ABSTRACT

This chapter moves on from thinking about the loss of objects and materials to explore the journey of consumption and how we distance ourselves from material things, the decisions we make to dispose of them and the value judgements this so often involves. It draws on literatures on consumption and disposal with a particular focus on moments of consumption and what are known as the 3As – acquisition, appropriation and appreciation (Warde, 2005, 2014) – and the 3Ds – devaluation, divestment and disposal (Evans, 2019). At the core of this chapter is the understanding that whilst consumption is often presented as a linear process, it is far from this with objects moving back and forth between ‘stages’ of consumption and often giving rise to numerous hidden moments of consumption.
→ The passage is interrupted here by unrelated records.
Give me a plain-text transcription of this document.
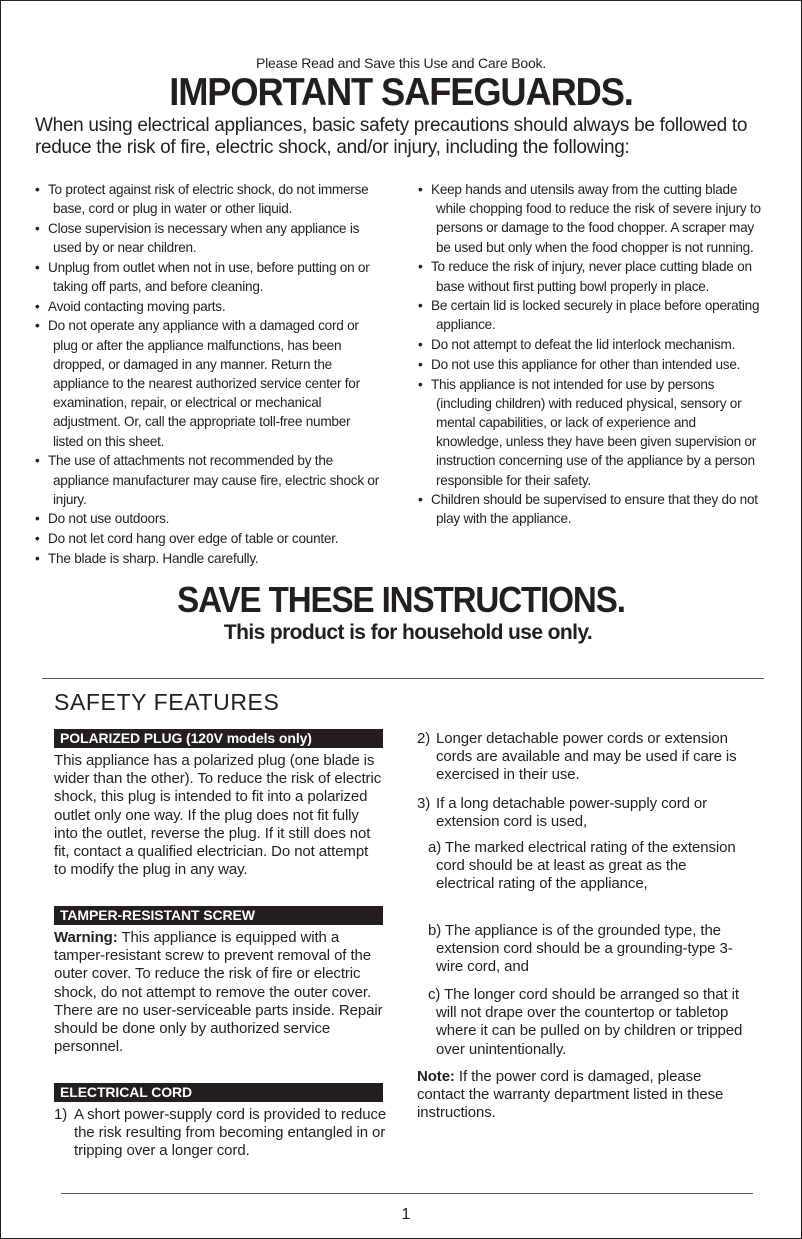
Please Read and Save this Use and Care Book.
IMPORTANT SAFEGUARDS.
When using electrical appliances, basic safety precautions should always be followed to reduce the risk of fire, electric shock, and/or injury, including the following:
• To protect against risk of electric shock, do not immerse base, cord or plug in water or other liquid.
• Close supervision is necessary when any appliance is used by or near children.
• Unplug from outlet when not in use, before putting on or taking off parts, and before cleaning.
• Avoid contacting moving parts.
• Do not operate any appliance with a damaged cord or plug or after the appliance malfunctions, has been dropped, or damaged in any manner. Return the appliance to the nearest authorized service center for examination, repair, or electrical or mechanical adjustment. Or, call the appropriate toll-free number listed on this sheet.
• The use of attachments not recommended by the appliance manufacturer may cause fire, electric shock or injury.
• Do not use outdoors.
• Do not let cord hang over edge of table or counter.
• The blade is sharp. Handle carefully.
• Keep hands and utensils away from the cutting blade while chopping food to reduce the risk of severe injury to persons or damage to the food chopper. A scraper may be used but only when the food chopper is not running.
• To reduce the risk of injury, never place cutting blade on base without first putting bowl properly in place.
• Be certain lid is locked securely in place before operating appliance.
• Do not attempt to defeat the lid interlock mechanism.
• Do not use this appliance for other than intended use.
• This appliance is not intended for use by persons (including children) with reduced physical, sensory or mental capabilities, or lack of experience and knowledge, unless they have been given supervision or instruction concerning use of the appliance by a person responsible for their safety.
• Children should be supervised to ensure that they do not play with the appliance.
SAVE THESE INSTRUCTIONS.
This product is for household use only.
SAFETY FEATURES
POLARIZED PLUG (120V models only)
This appliance has a polarized plug (one blade is wider than the other). To reduce the risk of electric shock, this plug is intended to fit into a polarized outlet only one way. If the plug does not fit fully into the outlet, reverse the plug. If it still does not fit, contact a qualified electrician. Do not attempt to modify the plug in any way.
TAMPER-RESISTANT SCREW
Warning: This appliance is equipped with a tamper-resistant screw to prevent removal of the outer cover. To reduce the risk of fire or electric shock, do not attempt to remove the outer cover. There are no user-serviceable parts inside. Repair should be done only by authorized service personnel.
ELECTRICAL CORD
1) A short power-supply cord is provided to reduce the risk resulting from becoming entangled in or tripping over a longer cord.
2) Longer detachable power cords or extension cords are available and may be used if care is exercised in their use.
3) If a long detachable power-supply cord or extension cord is used,
a) The marked electrical rating of the extension cord should be at least as great as the electrical rating of the appliance,
b) The appliance is of the grounded type, the extension cord should be a grounding-type 3-wire cord, and
c) The longer cord should be arranged so that it will not drape over the countertop or tabletop where it can be pulled on by children or tripped over unintentionally.
Note: If the power cord is damaged, please contact the warranty department listed in these instructions.
1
In this sense, this chapter and the one that follows on circulation can be seen as addressing the ‘messy middle’ of consumption where objects and materials may cause tension (within our lives or place of work) which must be resolved through other ‘moments’ of consumption. Drawing on my work on thrift, I explore how decisions are made about objects on the basis of competing motivations which affect how things are valued. I draw on the notion of transitional zones to discuss the spaces (physical and imaginative) in which problematic objects are held (Gregson, 2011), both for households and for institutions. My work on lost property and also plastic illuminate the tensions and anxieties which surround the practices of disposal and related moments of consumption, such as abandonment. Continuing the concept of haunting, this chapter reveals how objects still in our possession have the power to haunt us with their material affinities and traces.